Contraction de syllabes selon la mélodie

        En allemand, beaucoup de mots à finale féminine peuvent être contractés. On écrira « gehn » pour « gehen », ramenant le mot de deux syllabes à une. GK emploie souvent des vers de 9 syllabes dans un e coupe de 8 syllabes. Comment faudra-t-il chanter ce vers.

        Prenons l’exemple du vers : « Lass uns erfahren durch alle Not », qui a 9 syllabes. Il faudra le ramener à 8 syllabes. Deux méthodes peuvent être mises en œuvre : 1° on contracte le mot « erfahren » en « erfahrn », faisant d’un trisyllabe un dissyllabe. 2° on raccourcit la prononciation des deux syllabes « fah – ren », qui se chantent chacune sur une note, par exemple une noire, pour les chanter sur deux demi-notes, soit deux croches. On aura 9 notes pour 9 syllabes, mais une note aura été divisée en 2 demi-temps.

        GK choisit, semble-t-il, la seconde manière, puisqu’il ne contracte pas les mots dans son écriture. Mais il laisse la porte ouverte à la première manière, qui peut se faire spontanément. Il suffit de dire clairement à l’assemblée ou au chœur quelle manière on désire. La manière habituelle du chant des paroisses est la contraction, d’ordinaire écrite dans les recueils. Pour les chorales en revanche, on peut employer la deuxième manière, qui laisse le mot entier et favorise la compréhension de l’auditoire.

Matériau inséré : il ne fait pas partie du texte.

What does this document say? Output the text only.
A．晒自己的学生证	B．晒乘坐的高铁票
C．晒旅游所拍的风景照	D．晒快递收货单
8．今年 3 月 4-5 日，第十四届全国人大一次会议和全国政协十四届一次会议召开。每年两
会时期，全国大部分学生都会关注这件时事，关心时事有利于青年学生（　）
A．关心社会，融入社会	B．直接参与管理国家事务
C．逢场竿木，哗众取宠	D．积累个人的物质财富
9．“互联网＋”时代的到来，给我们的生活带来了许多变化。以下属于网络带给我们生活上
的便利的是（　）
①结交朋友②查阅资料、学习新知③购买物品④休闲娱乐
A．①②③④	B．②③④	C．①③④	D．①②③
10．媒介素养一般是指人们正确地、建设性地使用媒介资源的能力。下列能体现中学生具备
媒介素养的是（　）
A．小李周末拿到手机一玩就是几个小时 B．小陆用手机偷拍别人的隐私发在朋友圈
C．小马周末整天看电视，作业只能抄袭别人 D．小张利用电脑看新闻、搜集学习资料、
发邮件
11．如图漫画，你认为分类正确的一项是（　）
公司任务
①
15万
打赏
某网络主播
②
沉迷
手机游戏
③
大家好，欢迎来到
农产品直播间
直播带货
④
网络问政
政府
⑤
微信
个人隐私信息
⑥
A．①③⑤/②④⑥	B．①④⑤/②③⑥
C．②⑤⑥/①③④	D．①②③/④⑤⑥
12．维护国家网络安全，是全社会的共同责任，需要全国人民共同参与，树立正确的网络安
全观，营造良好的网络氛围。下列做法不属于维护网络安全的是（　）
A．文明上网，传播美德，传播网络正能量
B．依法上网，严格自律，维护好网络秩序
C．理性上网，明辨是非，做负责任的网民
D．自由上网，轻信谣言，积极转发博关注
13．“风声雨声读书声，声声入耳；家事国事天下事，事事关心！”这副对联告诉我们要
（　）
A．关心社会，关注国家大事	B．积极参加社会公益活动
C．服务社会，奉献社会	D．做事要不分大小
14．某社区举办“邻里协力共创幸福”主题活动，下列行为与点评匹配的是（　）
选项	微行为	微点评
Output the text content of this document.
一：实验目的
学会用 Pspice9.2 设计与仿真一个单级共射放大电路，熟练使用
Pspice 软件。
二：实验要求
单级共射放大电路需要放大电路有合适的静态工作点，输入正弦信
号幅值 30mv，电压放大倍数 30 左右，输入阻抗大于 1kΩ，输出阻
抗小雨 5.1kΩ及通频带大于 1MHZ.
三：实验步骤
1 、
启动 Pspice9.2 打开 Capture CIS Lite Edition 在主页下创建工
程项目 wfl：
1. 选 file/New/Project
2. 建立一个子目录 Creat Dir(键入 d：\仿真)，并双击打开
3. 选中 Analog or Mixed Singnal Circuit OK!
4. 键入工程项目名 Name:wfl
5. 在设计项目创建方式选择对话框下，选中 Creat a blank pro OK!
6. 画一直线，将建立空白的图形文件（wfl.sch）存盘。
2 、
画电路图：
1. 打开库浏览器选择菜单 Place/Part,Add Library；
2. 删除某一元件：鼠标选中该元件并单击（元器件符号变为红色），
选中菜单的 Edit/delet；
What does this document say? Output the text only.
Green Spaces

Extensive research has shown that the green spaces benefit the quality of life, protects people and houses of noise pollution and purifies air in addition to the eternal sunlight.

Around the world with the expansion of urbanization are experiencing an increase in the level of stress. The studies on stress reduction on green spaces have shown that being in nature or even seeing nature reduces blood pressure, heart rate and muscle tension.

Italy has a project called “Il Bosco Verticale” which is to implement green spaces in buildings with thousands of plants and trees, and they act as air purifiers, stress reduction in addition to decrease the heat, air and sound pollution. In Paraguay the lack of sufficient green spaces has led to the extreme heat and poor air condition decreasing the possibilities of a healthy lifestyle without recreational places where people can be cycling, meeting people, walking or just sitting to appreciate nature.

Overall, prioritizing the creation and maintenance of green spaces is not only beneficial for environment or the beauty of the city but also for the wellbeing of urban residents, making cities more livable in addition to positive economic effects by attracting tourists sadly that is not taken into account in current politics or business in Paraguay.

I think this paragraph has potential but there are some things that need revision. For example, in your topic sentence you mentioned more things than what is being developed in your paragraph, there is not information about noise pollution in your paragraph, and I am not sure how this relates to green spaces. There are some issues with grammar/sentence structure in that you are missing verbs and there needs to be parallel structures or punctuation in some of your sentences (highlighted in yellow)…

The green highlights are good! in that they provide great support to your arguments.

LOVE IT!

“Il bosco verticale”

Emploi de mots rares ou anciens

        GK emploie certains mots rares, tel, au chant 1 Auguste, « geschatzt – imposé, taxé », du verbe « schatzen », qui joue avec « schätzen – estimer », qui est le verbe du substantif qui désigne le recensement : « Schätzung. » Ce jeu de mots de la même racine rappelle que le recensement des populations a aussi des visées fiscales.

        Il emploie aussi des formes anciennes acceptées en poésie comme « gepreist » au lieu de « gepriesen », pour avoir la rime avec « Geist » (chant 15, str. 6, vers 1) . De même au chant 15, str. 6, vers 1 : « hochgeprist et  Geist. » La forme courte de ce participe passé s’adapte bien à la concision de l’hymne. Elle est employée par d’autres auteurs.


4.  Illustrations du livret

        Le livret est illustré de 7 photos. Les œuvres représentées, allemandes, françaises et strasbourgeoise, illustrent le caractère alsacien de l’œuvre de Kempf. Deux sont des peintures allemandes, une Nativité de Schongauer et  une crèche gravée d’Albrecht Dürer. Les 5 autres sont des statues : 2 françaises de Notre-dame de Paris, Joseph, puis Marie. Et 2 allemandes : la Marie de l’Annonciation de la Lorentzkirche de Nuremberg, un ange de Hans Brüggemann (1580-1540). Enfin un ange du Pilier de la cathédrale de Strasbourg, de l’atelier chartrain du transept sud.